Soirée de désœuvrement télévisuel: A la faveur d'un zapping intense et appliqué, je tombe sur Garçon de Claude Sautet avec Yves Montand. De l'avis unanime des journalistes et même des fans hardcore du cinéaste, ce n'est pas son meilleur film, loin s'en faut. Si je ne peux que souscrire à cette thèse, si j'aime d'un amour incommensurable et passionné bon nombre d'autres de ses films ( César et Rosalie, Vincent, François, Paul et les autres, Max et les Ferailleurs, Nelly et Monsieur Arnaud sont notamment plus que très chers à mon cœur) il n'en demeure pas moins que j'aime ce Garçon d'une tendresse infinie et indéfinissable. Et là ce fut encore plus marqué, car je l'avais déjà revu très récemment mais cela m'a permis de réaliser à nouveau que lorsque je me retrouve devant un Sautet je ne peux JAMAIS m'en extirper. Garçon n'est peut-être pas le meilleur de ses films, mais moi je l'aime depuis que je l'ai découvert pour la première fois il y a un paquet d'années.
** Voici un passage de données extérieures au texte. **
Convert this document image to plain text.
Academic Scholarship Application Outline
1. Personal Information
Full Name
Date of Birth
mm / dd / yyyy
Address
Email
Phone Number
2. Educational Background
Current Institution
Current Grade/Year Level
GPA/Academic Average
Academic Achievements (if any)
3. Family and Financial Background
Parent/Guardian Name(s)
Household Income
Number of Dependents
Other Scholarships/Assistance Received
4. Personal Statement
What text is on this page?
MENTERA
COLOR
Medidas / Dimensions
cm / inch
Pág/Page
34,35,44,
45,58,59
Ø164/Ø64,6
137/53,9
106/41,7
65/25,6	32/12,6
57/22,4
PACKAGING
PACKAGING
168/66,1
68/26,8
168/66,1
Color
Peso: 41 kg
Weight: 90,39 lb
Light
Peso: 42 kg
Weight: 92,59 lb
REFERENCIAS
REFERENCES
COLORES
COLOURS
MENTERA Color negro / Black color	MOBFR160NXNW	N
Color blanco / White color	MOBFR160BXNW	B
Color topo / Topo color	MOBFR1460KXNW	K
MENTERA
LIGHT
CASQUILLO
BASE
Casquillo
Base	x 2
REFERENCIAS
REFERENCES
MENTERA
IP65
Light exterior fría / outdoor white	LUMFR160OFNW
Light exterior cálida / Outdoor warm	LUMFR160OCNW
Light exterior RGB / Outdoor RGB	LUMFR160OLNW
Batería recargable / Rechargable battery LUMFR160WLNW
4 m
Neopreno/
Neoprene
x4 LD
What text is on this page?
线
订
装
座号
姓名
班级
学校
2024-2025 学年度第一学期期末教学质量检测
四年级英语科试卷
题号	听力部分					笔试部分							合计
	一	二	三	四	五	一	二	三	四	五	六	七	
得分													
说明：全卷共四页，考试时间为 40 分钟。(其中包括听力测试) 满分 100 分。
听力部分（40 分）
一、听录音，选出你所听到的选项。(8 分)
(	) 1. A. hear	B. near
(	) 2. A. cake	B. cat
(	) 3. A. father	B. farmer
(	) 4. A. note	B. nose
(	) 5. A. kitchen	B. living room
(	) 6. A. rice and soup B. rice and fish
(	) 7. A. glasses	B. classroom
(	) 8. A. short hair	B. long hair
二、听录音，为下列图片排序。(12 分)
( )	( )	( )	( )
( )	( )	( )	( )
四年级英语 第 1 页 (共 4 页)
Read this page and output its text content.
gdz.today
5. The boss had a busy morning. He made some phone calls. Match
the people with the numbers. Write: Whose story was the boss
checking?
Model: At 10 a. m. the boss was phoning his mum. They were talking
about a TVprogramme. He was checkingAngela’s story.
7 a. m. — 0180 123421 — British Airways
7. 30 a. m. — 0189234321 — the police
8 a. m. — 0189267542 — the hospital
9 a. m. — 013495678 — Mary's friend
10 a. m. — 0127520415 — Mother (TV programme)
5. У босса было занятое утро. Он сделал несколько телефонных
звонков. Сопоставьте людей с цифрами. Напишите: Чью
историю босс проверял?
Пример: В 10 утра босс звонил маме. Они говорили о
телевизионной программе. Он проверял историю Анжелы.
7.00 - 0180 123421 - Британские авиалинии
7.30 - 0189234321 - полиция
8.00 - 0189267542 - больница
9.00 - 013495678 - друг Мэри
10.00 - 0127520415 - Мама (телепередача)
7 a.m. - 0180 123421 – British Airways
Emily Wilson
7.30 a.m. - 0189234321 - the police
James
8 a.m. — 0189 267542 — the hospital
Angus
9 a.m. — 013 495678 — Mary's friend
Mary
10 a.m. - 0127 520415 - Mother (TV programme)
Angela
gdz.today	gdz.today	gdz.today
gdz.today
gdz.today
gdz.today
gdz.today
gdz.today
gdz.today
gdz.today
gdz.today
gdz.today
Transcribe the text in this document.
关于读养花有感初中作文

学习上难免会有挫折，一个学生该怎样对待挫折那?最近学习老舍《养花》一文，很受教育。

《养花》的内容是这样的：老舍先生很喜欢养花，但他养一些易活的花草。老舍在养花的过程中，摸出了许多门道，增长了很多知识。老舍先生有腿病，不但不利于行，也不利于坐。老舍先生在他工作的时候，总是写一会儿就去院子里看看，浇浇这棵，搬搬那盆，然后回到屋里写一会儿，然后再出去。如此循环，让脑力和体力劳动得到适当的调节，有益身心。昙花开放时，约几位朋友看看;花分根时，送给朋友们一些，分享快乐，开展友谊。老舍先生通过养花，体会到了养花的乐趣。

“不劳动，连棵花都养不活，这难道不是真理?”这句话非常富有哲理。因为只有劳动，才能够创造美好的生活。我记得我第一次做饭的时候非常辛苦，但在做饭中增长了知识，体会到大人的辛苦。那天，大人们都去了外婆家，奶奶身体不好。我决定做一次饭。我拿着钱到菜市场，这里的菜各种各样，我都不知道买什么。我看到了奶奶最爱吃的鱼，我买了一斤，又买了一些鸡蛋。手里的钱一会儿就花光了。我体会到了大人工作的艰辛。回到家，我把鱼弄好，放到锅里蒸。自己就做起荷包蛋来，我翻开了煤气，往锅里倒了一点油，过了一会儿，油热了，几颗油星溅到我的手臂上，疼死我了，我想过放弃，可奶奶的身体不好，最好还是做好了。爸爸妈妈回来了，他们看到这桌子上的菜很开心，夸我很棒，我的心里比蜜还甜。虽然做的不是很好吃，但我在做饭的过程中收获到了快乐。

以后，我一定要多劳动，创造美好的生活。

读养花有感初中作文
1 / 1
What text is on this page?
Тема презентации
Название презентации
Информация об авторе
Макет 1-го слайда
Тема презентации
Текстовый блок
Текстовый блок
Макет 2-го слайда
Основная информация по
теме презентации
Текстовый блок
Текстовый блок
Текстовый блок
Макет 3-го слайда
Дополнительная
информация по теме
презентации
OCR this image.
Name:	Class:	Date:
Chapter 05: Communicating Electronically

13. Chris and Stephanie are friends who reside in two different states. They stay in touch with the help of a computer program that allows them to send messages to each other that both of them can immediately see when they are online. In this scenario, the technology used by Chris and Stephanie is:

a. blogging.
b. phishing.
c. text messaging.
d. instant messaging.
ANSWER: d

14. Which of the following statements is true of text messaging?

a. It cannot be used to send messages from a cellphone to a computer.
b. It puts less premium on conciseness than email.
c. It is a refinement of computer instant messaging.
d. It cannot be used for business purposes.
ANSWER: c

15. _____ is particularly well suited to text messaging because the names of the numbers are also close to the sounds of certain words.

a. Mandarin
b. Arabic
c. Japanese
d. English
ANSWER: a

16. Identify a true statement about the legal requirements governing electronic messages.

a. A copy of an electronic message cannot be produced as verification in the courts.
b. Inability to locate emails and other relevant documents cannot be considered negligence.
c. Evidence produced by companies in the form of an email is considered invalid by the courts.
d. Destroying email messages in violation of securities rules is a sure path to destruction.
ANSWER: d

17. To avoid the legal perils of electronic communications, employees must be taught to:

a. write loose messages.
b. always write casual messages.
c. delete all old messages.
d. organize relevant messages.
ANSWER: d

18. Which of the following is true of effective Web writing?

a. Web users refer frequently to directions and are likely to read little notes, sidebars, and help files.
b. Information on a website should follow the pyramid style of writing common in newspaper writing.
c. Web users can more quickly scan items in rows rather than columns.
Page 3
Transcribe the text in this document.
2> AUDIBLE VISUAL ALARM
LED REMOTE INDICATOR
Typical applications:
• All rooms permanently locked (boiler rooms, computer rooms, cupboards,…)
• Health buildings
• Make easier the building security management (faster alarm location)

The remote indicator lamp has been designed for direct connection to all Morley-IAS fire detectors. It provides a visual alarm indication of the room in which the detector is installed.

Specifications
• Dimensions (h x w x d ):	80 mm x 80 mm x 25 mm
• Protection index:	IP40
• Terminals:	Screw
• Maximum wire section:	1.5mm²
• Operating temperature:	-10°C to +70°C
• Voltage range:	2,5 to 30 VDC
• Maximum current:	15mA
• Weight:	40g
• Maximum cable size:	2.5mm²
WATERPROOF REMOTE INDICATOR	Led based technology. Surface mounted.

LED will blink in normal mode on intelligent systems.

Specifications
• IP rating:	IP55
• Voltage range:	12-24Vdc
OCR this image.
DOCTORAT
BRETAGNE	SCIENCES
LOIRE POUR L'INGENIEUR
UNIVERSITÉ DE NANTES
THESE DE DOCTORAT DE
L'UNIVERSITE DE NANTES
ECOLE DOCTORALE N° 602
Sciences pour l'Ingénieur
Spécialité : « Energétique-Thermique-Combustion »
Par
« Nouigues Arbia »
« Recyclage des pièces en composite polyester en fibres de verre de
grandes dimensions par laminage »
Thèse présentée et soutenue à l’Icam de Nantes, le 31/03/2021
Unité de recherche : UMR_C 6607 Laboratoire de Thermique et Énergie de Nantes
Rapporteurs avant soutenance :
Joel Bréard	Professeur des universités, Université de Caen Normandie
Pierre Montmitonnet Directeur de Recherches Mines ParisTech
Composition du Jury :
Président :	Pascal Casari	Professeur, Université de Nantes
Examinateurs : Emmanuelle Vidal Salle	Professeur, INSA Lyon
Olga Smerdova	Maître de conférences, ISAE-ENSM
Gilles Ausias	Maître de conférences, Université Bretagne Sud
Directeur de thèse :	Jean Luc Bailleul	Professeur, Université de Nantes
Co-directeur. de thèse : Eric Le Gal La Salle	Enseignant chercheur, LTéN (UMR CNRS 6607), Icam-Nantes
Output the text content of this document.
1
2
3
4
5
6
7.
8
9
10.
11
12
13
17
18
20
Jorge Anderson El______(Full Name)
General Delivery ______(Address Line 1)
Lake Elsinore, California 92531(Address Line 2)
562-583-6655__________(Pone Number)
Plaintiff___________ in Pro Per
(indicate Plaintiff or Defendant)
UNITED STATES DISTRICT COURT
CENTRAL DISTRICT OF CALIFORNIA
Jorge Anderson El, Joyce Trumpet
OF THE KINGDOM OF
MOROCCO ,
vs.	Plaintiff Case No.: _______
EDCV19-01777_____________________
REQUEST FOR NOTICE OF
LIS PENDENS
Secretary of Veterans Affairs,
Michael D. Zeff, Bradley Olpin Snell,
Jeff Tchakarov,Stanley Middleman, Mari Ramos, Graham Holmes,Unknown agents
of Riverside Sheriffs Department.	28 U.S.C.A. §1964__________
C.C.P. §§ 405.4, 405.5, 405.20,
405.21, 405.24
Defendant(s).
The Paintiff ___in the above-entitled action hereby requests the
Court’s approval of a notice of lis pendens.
Le cinéma de Claude Sautet parle autant à mon cœur d'homme qu'à celui du cinéphile Là c'est la valse des mouvements captés par le réalisateur dans cette brasserie parisienne, le charme immense de Montand même dans les moments les plus anodins, la carcasse trainante et les yeux de chien battu de Villeret, la faconde et la bonhomie du génial Bernard Fresson... Quand je vois que nombre de mes jeunes confrères blogueurs n'ont jamais vus un de ses films, et s'ils ne verront sans doute pas Garçon, je les envie d'avoir à découvrir ces chefs-d'œuvre que Claude Sautet a à son actif et qui devraient les toucher, les bouleverser, les renverser, au moins autant que les films de super-héros qu'ils érigent en maitre-étalon.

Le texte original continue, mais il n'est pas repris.